Michael Armstrong on Terence Malick’s directorial debut Badlands
Sometimes, less is more. This little truism is demonstrated to great effect in Terrence Malick’s debut film Badlands. In this eerie tale of a couple on the run, there is no convoluted plot, overwritten dialogue or barnstorming performance. What makes it special is a commitment to subtlety in all aspects of filmmaking.
Malick is famed for his J.D. Salinger-esque privacy and his skill in crafting only brilliant films, including Days of Heaven and The Thin Red Line. Like an author who only writes great novels, his resume makes light reading, but throughout his career there has been a commitment to quality over quantity.

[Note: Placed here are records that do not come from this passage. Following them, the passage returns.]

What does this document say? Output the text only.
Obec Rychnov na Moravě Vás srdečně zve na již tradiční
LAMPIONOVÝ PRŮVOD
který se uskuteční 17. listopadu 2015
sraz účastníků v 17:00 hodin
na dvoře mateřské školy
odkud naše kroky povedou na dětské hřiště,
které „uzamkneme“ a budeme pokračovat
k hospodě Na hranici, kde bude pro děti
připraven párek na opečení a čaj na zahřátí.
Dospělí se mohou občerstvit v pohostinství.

Badlands is based on the true story of a 1950s killing spree that crossed two states and claimed dozens of lives. Martin Sheen plays Kit, a James Dean-wannabe who drifts from town to town working menial jobs and avoiding the law. A chance encounter with Holly (Sissy Spacek), a fifteen year-old South Dakota high school student, leads to a passionate and destructive romance. Warren Oates plays Holly’s father, and a violent confrontation between him and Kit soon forces the couple to go on the run. Kit’s trigger-happy nature, however, soon leads to several murders, so to escape punishment they try to make it to the relative sanctuary of the mountains of Montana.
The genius of Badlands is that it uses this deceptively simple plot to bring you closer to truly disturbing characters, and shines a critical light on the love of the outlaw in 1950s America. Kit is the catalyst for the destruction of Holly and her father’s serene suburban life. He is no force of nature though, nor a murderous psychopath, but simply doesn’t fit into that way of life, and resorts to killing with only a shallow understanding of its consequences. Sheen’s spectacular performance ensures that we never fear him, but rather we fear for the people he comes into contact with, and this is an important, if delicate distinction. It is worth noting that this subtlety was missing in Oliver Stone’s Natural Born Killers, and comparing the two films only underlines the cheap and tacky answers found in Stone’s effort.

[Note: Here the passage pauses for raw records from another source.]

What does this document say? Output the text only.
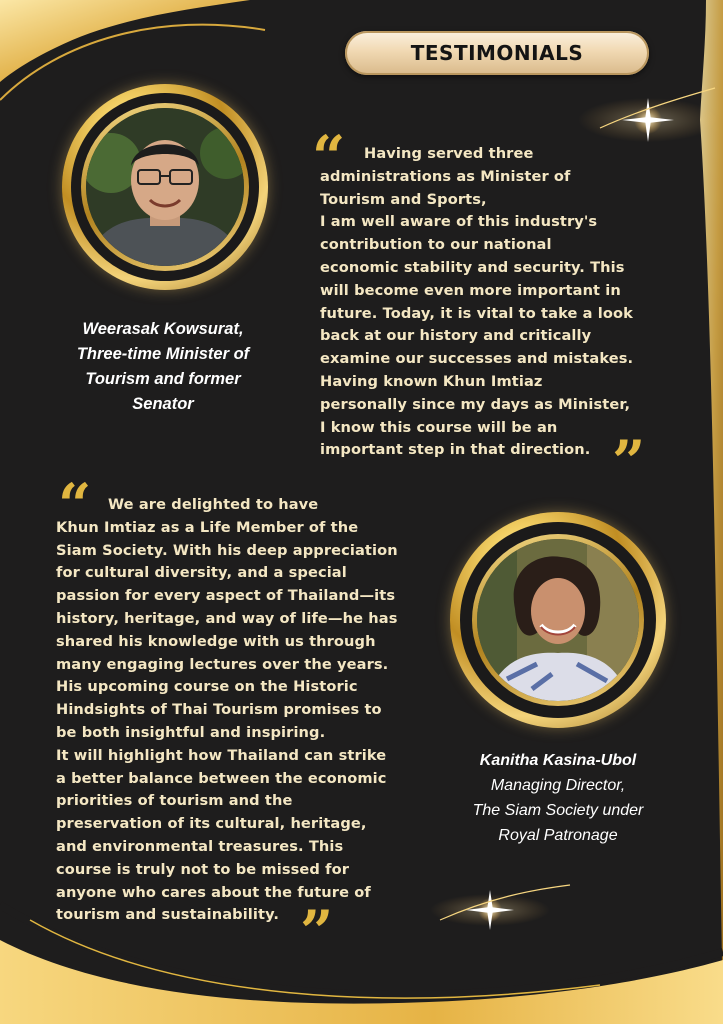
TESTIMONIALS
Weerasak Kowsurat,
Three-time Minister of
Tourism and former
Senator
“	Having served three
administrations as Minister of
Tourism and Sports,
I am well aware of this industry's
contribution to our national
economic stability and security. This
will become even more important in
future. Today, it is vital to take a look
back at our history and critically
examine our successes and mistakes.
Having known Khun Imtiaz
personally since my days as Minister,
I know this course will be an
important step in that direction. ”
“	We are delighted to have
Khun Imtiaz as a Life Member of the
Siam Society. With his deep appreciation
for cultural diversity, and a special
passion for every aspect of Thailand—its
history, heritage, and way of life—he has
shared his knowledge with us through
many engaging lectures over the years.
His upcoming course on the Historic
Hindsights of Thai Tourism promises to
be both insightful and inspiring.
It will highlight how Thailand can strike
a better balance between the economic
priorities of tourism and the
preservation of its cultural, heritage,
and environmental treasures. This
course is truly not to be missed for
anyone who cares about the future of
tourism and sustainability. ”
Kanitha Kasina-Ubol
Managing Director,
The Siam Society under
Royal Patronage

Much more disturbing is the character of Holly, who appears numb to the brutality of Kit’s methods. When questioned, she defends him with all the zealousness of puppy love, and while a lesser film would have put this down to a childlike innocence, Badlands opts for a more unsettling alternative. The death of one particular character underlines her complicity in his actions, as she reacts not with the horror of a child, or the revulsion of an adult, but with anger towards Kit. To her, he has simply screwed up her plan for how things were meant to play out, but she remains by his side, and becomes desensitized to his subsequent murders.

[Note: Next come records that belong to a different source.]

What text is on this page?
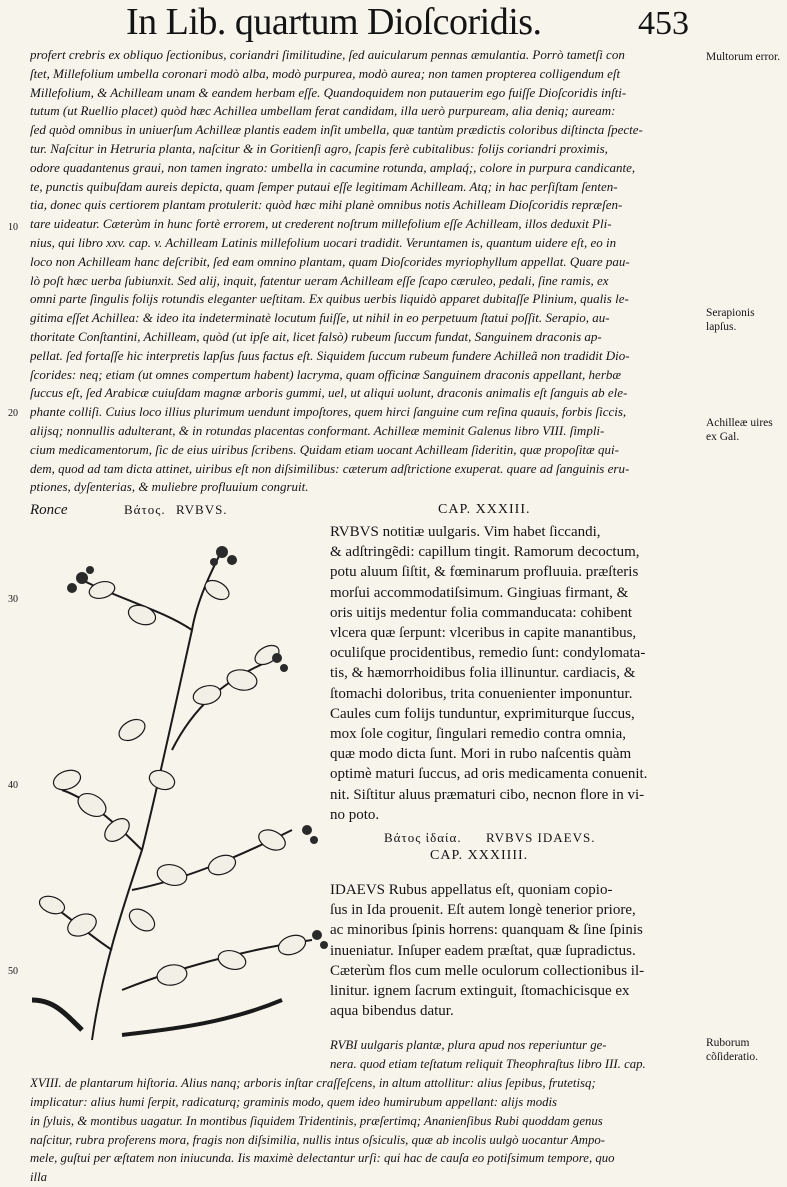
In Lib. quartum Dioſcoridis.	453
profert crebris ex obliquo ſectionibus, coriandri ſimilitudine, ſed auicularum pennas æmulantia. Porrò tametſi con
ſtet, Millefolium umbella coronari modò alba, modò purpurea, modò aurea; non tamen propterea colligendum eſt
Millefolium, & Achilleam unam & eandem herbam eſſe. Quandoquidem non putauerim ego fuiſſe Dioſcoridis inſti-
tutum (ut Ruellio placet) quòd hæc Achillea umbellam ferat candidam, illa uerò purpuream, alia deniq; auream:
ſed quòd omnibus in uniuerſum Achilleæ plantis eadem inſit umbella, quæ tantùm prædictis coloribus diſtincta ſpecte-
tur. Naſcitur in Hetruria planta, naſcitur & in Goritienſi agro, ſcapis ferè cubitalibus: folijs coriandri proximis,
odore quadantenus graui, non tamen ingrato: umbella in cacumine rotunda, amplaq́;, colore in purpura candicante,
te, punctis quibuſdam aureis depicta, quam ſemper putaui eſſe legitimam Achilleam. Atq; in hac perſiſtam ſenten-
tia, donec quis certiorem plantam protulerit: quòd hæc mihi planè omnibus notis Achilleam Dioſcoridis repræſen-
tare uideatur. Cæterùm in hunc fortè errorem, ut crederent noſtrum millefolium eſſe Achilleam, illos deduxit Pli-
nius, qui libro xxv. cap. v. Achilleam Latinis millefolium uocari tradidit. Veruntamen is, quantum uidere eſt, eo in
loco non Achilleam hanc deſcribit, ſed eam omnino plantam, quam Dioſcorides myriophyllum appellat. Quare pau-
lò poſt hæc uerba ſubiunxit. Sed alij, inquit, fatentur ueram Achilleam eſſe ſcapo cæruleo, pedali, ſine ramis, ex
omni parte ſingulis folijs rotundis eleganter ueſtitam. Ex quibus uerbis liquidò apparet dubitaſſe Plinium, qualis le-
gitima eſſet Achillea: & ideo ita indeterminatè locutum fuiſſe, ut nihil in eo perpetuum ſtatui poſſit. Serapio, au-
thoritate Conſtantini, Achilleam, quòd (ut ipſe ait, licet falsò) rubeum ſuccum fundat, Sanguinem draconis ap-
pellat. ſed fortaſſe hic interpretis lapſus ſuus factus eſt. Siquidem ſuccum rubeum fundere Achilleã non tradidit Dio-
ſcorides: neq; etiam (ut omnes compertum habent) lacryma, quam officinæ Sanguinem draconis appellant, herbæ
ſuccus eſt, ſed Arabicæ cuiuſdam magnæ arboris gummi, uel, ut aliqui uolunt, draconis animalis eſt ſanguis ab ele-
phante colliſi. Cuius loco illius plurimum uendunt impoſtores, quem hirci ſanguine cum reſina quauis, forbis ſiccis,
alijsq; nonnullis adulterant, & in rotundas placentas conformant. Achilleæ meminit Galenus libro VIII. ſimpli-
cium medicamentorum, ſic de eius uiribus ſcribens. Quidam etiam uocant Achilleam ſideritin, quæ propoſitæ qui-
dem, quod ad tam dicta attinet, uiribus eſt non diſsimilibus: cæterum adſtrictione exuperat. quare ad ſanguinis eru-
ptiones, dyſenterias, & muliebre profluuium congruit.
Multorum error.
Serapionis lapſus.
Achilleæ uires ex Gal.
Ruborum cõſideratio.
10
20
30
40
50
Ronce	Βάτος. RVBVS.	CAP. XXXIII.
RVBVS notitiæ uulgaris. Vim habet ſiccandi,
& adſtringẽdi: capillum tingit. Ramorum decoctum,
potu aluum ſiſtit, & fœminarum profluuia. præſteris
morſui accommodatiſsimum. Gingiuas firmant, &
oris uitijs medentur folia commanducata: cohibent
vlcera quæ ſerpunt: vlceribus in capite manantibus,
oculiſque procidentibus, remedio ſunt: condylomata-
tis, & hæmorrhoidibus folia illinuntur. cardiacis, &
ſtomachi doloribus, trita conuenienter imponuntur.
Caules cum folijs tunduntur, exprimiturque ſuccus,
mox ſole cogitur, ſingulari remedio contra omnia,
quæ modo dicta ſunt. Mori in rubo naſcentis quàm
optimè maturi ſuccus, ad oris medicamenta conuenit.
nit. Siſtitur aluus præmaturi cibo, necnon flore in vi-
no poto.
Βάτος ἰδαία. RVBVS IDAEVS.
CAP. XXXIIII.
IDAEVS Rubus appellatus eſt, quoniam copio-
ſus in Ida prouenit. Eſt autem longè tenerior priore,
ac minoribus ſpinis horrens: quanquam & ſine ſpinis
inueniatur. Inſuper eadem præſtat, quæ ſupradictus.
Cæterùm flos cum melle oculorum collectionibus il-
linitur. ignem ſacrum extinguit, ſtomachicisque ex
aqua bibendus datur.
RVBI uulgaris plantæ, plura apud nos reperiuntur ge-
nera. quod etiam teſtatum reliquit Theophraſtus libro III. cap.
XVIII. de plantarum hiſtoria. Alius nanq; arboris inſtar craſſeſcens, in altum attollitur: alius ſepibus, frutetisq;
implicatur: alius humi ſerpit, radicaturq; graminis modo, quem ideo humirubum appellant: alijs modis
in ſyluis, & montibus uagatur. In montibus ſiquidem Tridentinis, præſertimq; Ananienſibus Rubi quoddam genus
naſcitur, rubra proferens mora, fragis non diſsimilia, nullis intus oſsiculis, quæ ab incolis uulgò uocantur Ampo-
mele, guſtui per æſtatem non iniucunda. Iis maximè delectantur urſi: qui hac de cauſa eo potiſsimum tempore, quo
illa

They descend into a feral lifestyle in a frighteningly short time, living first in the woods and then in their car as they drive through evocative and beautifully captured landscapes. Malick uses music to great effect in enhancing the story, highlighting their child-like qualities, the unchanging boredom of suburbia and the emotion at the heart of their relationship. In spite of all these rich and at times conflicting themes, by the end you care what happens to Kit and Holly, and even become fond of Kit’s charm and his legend-in-his-own-mirror pronouncements. Only after the ending do the more difficult questions posed by the film re-emerge, making the experience of Badlands one that stays in the memory, a credit to the work of one of cinema’s visionary directors.